Comment convaincre Jurmain de me révéler ce qu’il savait sur son mystérieux informateur ? Valait-il mieux lui parler au téléphone ou me pointer directement chez lui, à Winnetka ? Mais me laisserait-on seulement arriver jusqu’à lui ?
J’ai pensé à Peter et à sa fiancée de vingt ans et quelques, avec sa poitrine plus qu’avantageuse. Leur projet de mariage tenait-il toujours ? Qu’est-ce que j’en avais à foutre ?
Katy. Ma fille n’aimait pas son travail au bureau du procureur général du comté de Mecklenburg, je le savais. Avait-elle donné sa démission ? Si oui, qu’allait-elle faire ?
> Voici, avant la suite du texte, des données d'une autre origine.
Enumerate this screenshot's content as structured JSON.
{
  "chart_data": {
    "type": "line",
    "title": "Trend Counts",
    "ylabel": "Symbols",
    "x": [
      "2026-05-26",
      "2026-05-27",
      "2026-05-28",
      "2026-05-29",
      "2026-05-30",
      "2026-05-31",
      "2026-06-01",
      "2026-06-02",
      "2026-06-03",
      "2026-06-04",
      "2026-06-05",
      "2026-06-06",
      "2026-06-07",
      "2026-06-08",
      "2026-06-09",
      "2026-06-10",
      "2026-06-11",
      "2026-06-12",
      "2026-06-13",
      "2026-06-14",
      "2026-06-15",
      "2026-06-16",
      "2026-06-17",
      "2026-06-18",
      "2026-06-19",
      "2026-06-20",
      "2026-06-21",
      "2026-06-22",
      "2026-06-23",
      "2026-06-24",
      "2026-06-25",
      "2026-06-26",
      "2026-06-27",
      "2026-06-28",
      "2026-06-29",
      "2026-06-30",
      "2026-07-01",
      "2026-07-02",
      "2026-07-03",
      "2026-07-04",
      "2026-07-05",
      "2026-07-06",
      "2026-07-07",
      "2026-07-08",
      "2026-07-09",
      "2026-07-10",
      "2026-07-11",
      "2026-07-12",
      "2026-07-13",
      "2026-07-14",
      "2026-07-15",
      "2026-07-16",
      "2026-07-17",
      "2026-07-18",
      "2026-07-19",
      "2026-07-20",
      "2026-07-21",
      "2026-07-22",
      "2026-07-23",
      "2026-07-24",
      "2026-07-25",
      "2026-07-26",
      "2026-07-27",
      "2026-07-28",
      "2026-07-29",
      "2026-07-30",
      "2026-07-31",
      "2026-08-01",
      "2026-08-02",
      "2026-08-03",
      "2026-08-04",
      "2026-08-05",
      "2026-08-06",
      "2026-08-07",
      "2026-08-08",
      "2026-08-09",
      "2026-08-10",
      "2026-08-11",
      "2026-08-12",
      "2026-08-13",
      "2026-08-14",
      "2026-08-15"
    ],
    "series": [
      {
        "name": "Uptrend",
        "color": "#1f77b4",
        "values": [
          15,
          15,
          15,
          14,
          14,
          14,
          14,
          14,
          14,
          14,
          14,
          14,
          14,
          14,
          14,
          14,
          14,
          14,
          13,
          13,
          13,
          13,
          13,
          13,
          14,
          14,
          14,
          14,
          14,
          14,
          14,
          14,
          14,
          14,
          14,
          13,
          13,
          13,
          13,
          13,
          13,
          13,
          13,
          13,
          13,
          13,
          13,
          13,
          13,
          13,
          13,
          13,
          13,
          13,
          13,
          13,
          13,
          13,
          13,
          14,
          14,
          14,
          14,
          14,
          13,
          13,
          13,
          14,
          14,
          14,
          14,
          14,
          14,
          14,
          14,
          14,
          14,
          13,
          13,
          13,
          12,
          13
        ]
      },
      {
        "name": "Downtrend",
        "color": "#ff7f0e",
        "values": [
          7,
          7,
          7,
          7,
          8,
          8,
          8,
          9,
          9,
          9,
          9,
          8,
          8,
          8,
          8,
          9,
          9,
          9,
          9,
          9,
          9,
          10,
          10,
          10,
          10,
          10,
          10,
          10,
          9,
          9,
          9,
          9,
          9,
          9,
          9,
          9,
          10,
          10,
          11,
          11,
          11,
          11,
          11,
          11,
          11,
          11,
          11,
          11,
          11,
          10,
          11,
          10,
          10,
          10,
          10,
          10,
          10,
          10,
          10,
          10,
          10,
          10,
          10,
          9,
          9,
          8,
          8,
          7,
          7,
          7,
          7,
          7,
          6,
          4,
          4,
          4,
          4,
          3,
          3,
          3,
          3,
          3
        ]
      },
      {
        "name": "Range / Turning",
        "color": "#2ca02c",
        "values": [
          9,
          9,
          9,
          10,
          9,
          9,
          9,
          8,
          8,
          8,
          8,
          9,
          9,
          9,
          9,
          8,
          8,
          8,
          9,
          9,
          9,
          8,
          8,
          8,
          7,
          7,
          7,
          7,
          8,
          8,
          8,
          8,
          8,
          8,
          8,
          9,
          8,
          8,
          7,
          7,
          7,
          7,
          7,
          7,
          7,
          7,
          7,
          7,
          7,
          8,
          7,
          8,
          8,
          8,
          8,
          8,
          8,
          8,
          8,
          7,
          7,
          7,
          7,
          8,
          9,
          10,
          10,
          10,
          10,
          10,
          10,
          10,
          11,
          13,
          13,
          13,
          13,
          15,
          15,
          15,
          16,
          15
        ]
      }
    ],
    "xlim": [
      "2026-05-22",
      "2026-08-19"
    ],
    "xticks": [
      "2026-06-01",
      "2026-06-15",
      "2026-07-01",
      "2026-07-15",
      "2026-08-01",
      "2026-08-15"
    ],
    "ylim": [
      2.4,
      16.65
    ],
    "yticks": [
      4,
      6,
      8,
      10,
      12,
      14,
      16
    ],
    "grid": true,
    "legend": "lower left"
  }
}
Ryan. Est-ce que son vol s’était bien passé ? Est-ce qu’il me manquait ? Dimanche, je serais rentrée chez moi à Charlotte. Est-ce que j’avais envie qu’il m’y rejoigne ? Les choses redeviendraient-elles un jour comme avant ? Est-ce que c’était possible ?
J’avais mal à la tête, la journée avait été longue.
Je me suis représenté Vecamamma devant sa vieille cuisinière Tappan. Aujourd’hui, ce serait agneau aux carottes et au chou. Avait-elle mis à exécution son projet de biscuits ?
J’ai souri, heureuse à l’idée de n’avoir qu’à me mettre les pieds sous la table. Qui pouvait dire de quoi seraient faits les prochains dîners, et s’il y en aurait encore beaucoup ? Oui, j’étais heureuse : pour une fois, je ne rentrais pas dans une maison vide.
Hé oui, m’sieur-dame. La famille, voilà ce dont j’avais besoin. Et aussi de nourriture qui vous bouche les artères : de pommes de terre en sauce, de pain et de beurre, de glaces et de gâteau à la rhubarbe. De bavardages qui ne prêtaient pas à conséquence. J’avais envie d’avoir l’esprit libre, de ne pas me torturer à cause de qui que ce soit, Peter, Ryan, Katy ou Jurmain. De prendre un peu de distance avec les anciens maris, les anciens amants, les filles instables et les délateurs qui vous poignardaient dans le dos.
Par-dessus tout, j’avais besoin de mettre de la distance entre toute forme de mort violente et moi.